Of the bands that succeed its perhaps those that stay faithful to the originals that fair better. Walter Walter's version of "Ask" is a near replica apart from the scratchy guitars firing off in the background. Garrison's "Panic" is sneered out with a disengaged snarl and although it features none of the frivolity of the original it shows a different side to the song. "There Is A Light That Never Goes Out" is my favourite Smiths song of all time and it was this song out of all them that I was most wary of, but My Awesome Compilation have actually rewritten the tune, kept the lyrics and offer and interesting take on the song.

God knows what tune Lomax were listening to when they recorded "Handsome Devil", or what possessed yourcodenameis:milo to destroy "Death Of A Disco Dancer" to an inch of its life.

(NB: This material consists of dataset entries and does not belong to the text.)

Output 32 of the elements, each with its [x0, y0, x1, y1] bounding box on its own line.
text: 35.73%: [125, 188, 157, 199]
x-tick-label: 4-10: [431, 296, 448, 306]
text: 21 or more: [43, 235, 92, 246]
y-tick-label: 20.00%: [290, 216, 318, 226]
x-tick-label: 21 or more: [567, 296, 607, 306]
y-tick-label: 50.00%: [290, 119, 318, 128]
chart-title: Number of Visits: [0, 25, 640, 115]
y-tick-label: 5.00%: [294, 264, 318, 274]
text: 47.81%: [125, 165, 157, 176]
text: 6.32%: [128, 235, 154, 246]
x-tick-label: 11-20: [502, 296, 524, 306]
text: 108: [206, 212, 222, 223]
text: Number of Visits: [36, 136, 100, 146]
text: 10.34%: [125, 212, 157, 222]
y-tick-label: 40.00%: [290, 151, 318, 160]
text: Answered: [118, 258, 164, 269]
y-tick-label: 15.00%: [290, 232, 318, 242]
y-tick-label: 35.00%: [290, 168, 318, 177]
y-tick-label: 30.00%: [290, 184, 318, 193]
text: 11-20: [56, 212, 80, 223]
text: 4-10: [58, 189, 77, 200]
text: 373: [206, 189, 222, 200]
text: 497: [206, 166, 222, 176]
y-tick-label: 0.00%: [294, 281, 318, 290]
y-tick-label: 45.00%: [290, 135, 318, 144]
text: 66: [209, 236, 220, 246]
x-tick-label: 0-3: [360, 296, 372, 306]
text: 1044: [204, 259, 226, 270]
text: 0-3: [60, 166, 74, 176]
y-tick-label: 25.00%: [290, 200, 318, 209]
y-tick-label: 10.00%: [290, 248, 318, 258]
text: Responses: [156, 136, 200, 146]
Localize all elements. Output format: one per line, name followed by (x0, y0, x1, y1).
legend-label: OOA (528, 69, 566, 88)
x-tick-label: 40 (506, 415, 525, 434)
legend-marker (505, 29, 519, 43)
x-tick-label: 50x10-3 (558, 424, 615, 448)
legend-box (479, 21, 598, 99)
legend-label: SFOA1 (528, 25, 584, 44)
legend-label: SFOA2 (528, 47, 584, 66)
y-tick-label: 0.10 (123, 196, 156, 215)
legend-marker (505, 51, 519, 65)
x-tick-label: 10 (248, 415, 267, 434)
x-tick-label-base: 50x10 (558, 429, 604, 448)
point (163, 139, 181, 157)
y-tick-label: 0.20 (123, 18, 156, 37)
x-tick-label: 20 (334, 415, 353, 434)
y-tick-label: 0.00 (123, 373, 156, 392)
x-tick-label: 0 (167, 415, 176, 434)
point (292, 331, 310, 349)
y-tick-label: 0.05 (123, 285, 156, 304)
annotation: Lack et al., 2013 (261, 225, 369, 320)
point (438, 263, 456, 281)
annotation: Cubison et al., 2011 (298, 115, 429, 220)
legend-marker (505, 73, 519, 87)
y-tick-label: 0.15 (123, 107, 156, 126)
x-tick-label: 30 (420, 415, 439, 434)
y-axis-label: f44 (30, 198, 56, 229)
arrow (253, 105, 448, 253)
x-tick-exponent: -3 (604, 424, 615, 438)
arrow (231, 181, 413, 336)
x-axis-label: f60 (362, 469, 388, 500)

Elsewhere Hundred Reasons and Read Yellow's take on "How Soon Is Now?" and "Bigmouth Strikes Again" begs the question what is the need.

"How Soon Is Now?" is perhaps one of those albums which documents the times better than it does soundtrack them. While working as a reference point for the younger post-hardcore fans that haven't heard much of the Smiths material previously it's perhaps going to put more fans off than it would ever convert. With just a bit of thought this could have been a great album, but instead Morrissey is probably reeling from the whole sorry affair.